Harper (Jesse Buckley) is a newly divorced woman who rents a big house in the English countryside. She is skittish. During a cursory stroll, Harper takes a bite from an apple. Straightaway, a self-effacing custodian of the house (Rory Kinnear) is present. He is reserved yet comical and nervous himself, a character straight out of Roald Dahl.

Harper is delighted.

Then while talking with her friend, she encounters phantom interference on her phone in the form of a man screaming—a bit like Francis Bacon’s screaming popes.

Borrowing from many sources, not least of them being the Bible, fairy tales or the folk horror of “The Wicker Man”, Garland creates an engrossing horror-like tale of male monstrosity where not even the form of a cathedral offers compassion.

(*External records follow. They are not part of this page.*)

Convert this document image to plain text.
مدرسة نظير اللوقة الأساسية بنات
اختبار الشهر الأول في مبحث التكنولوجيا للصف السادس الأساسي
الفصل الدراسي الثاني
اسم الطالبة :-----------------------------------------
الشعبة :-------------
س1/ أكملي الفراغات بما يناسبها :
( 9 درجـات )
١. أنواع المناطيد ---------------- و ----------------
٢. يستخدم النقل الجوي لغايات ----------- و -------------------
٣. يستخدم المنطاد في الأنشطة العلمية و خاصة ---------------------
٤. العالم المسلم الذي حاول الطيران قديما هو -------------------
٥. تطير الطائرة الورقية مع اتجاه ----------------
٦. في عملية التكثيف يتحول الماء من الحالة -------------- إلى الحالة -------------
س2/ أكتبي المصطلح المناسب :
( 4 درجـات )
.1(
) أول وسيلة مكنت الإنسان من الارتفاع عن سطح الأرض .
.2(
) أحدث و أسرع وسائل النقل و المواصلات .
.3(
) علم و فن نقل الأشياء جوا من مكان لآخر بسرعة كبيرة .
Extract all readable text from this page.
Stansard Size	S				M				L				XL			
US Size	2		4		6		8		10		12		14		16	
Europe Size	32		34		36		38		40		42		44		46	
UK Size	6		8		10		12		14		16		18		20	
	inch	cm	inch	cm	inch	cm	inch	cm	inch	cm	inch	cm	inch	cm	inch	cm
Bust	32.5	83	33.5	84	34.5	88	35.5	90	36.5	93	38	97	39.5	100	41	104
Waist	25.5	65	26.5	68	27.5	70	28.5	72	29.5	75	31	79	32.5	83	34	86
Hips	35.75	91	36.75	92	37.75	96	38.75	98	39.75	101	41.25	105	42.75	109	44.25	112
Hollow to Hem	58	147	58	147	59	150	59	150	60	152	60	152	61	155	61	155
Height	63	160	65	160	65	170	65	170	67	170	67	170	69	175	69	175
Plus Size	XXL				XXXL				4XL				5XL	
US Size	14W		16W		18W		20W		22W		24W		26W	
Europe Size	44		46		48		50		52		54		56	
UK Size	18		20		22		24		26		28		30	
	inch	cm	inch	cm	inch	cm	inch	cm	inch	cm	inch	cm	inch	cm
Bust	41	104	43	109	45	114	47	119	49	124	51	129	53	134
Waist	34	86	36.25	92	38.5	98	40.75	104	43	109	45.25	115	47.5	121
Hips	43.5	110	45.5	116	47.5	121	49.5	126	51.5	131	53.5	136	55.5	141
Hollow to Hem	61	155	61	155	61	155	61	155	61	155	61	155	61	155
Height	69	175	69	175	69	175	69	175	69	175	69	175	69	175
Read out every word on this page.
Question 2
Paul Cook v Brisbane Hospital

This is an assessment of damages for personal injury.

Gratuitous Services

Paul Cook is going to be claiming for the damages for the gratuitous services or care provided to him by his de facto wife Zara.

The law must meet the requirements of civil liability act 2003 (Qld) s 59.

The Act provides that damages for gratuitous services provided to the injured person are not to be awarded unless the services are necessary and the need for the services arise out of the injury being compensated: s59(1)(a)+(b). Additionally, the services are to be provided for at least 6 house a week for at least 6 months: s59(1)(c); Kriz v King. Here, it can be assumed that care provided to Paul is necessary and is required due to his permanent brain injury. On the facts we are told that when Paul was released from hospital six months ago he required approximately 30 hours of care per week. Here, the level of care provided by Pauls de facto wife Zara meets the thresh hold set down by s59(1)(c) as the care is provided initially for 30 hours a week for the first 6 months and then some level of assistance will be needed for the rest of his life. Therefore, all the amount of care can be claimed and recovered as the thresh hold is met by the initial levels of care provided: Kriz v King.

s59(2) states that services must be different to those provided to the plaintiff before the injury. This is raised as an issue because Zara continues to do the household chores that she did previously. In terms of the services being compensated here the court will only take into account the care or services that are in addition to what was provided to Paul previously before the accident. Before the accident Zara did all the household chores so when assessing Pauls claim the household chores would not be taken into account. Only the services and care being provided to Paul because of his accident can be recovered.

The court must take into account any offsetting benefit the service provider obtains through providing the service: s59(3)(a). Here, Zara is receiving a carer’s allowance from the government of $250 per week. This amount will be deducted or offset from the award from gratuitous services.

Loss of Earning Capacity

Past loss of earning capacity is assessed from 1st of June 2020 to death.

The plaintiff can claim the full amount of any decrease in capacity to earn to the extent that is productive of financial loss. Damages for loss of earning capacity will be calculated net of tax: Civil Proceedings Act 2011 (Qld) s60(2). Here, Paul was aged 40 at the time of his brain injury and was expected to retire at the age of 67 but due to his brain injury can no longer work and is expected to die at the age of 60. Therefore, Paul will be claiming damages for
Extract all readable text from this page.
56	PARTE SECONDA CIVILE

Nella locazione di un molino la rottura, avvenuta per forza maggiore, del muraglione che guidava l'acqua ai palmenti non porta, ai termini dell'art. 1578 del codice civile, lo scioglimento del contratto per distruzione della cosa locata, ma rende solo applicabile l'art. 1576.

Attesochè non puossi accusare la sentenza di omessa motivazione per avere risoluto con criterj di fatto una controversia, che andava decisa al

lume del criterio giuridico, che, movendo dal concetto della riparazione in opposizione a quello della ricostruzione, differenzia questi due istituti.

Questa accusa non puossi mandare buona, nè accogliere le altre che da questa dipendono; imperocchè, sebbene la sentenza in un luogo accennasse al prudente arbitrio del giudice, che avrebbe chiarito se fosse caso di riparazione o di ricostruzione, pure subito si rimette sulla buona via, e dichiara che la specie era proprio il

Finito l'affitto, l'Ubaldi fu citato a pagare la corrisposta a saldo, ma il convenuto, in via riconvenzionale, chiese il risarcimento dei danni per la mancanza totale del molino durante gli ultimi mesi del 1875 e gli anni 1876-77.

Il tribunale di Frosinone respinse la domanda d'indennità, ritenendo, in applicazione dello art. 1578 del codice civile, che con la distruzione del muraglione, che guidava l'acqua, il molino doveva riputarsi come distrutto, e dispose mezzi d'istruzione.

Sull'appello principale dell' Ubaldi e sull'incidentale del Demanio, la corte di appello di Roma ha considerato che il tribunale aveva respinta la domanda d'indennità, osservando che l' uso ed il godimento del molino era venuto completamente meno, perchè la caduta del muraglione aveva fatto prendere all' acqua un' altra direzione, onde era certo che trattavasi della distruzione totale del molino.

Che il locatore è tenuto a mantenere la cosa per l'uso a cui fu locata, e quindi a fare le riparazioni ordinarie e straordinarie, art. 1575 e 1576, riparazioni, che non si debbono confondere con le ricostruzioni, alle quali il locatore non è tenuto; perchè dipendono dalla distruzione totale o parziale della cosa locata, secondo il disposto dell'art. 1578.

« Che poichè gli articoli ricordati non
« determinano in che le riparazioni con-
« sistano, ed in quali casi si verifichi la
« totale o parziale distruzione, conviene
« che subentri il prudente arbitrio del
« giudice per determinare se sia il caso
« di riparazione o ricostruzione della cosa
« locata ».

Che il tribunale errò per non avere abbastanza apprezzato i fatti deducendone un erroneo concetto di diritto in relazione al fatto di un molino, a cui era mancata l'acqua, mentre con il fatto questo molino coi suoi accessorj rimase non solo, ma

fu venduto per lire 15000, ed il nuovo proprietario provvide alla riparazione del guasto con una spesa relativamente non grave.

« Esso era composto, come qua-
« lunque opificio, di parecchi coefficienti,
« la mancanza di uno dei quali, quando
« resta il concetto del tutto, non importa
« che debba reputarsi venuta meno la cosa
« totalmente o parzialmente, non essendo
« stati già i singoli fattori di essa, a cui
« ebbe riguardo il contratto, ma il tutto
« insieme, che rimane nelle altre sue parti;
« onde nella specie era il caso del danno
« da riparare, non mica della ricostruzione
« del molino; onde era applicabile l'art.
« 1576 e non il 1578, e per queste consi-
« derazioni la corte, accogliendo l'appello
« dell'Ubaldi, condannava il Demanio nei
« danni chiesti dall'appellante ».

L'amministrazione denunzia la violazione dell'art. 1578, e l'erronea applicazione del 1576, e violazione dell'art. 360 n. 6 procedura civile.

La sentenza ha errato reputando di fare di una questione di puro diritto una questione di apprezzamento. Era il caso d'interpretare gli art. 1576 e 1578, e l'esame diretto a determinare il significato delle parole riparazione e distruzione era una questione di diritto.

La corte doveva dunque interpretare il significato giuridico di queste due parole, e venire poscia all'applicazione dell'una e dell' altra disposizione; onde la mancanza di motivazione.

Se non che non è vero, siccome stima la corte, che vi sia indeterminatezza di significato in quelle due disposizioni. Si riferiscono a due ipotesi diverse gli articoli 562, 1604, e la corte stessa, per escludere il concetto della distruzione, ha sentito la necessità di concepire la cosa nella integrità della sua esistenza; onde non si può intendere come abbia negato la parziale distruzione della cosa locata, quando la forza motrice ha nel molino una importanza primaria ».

“Men” is most effective when it details the origins of Harper’s fright. Things soured between Harper and her husband James (Paapa Essiedu) who turns physically violent and threatens suicide.

Harper is blighted by guilt that comes at her with the persistence of a virus. Suddenly nude men appear before her with blank disquieting gazes at a window or in the cathedral. Understandably, Harper is deeply unnerved and begins to carry a knife. No one is able to help her.

“Men” is very adept at highlighting male self-absorption and stuffy arrogance.

Actor Rory Kinnear very nearly deserves an Academy Award, not only for his performance as a steward of the country house, but for every male monster on the English grounds, including the weird adult child as well as the naked plant-man who recalls Sir Gawain and The Green Knight.

While the David Cronenberg finale is a bit overdone, it does stress the masochistic burden that abused women are put under. To be forced to witness the birth of your guilt ten times over—symbolized by the birth of multiple pairs of men and women in the film- is a Hell beyond anyone’s wildest imagination.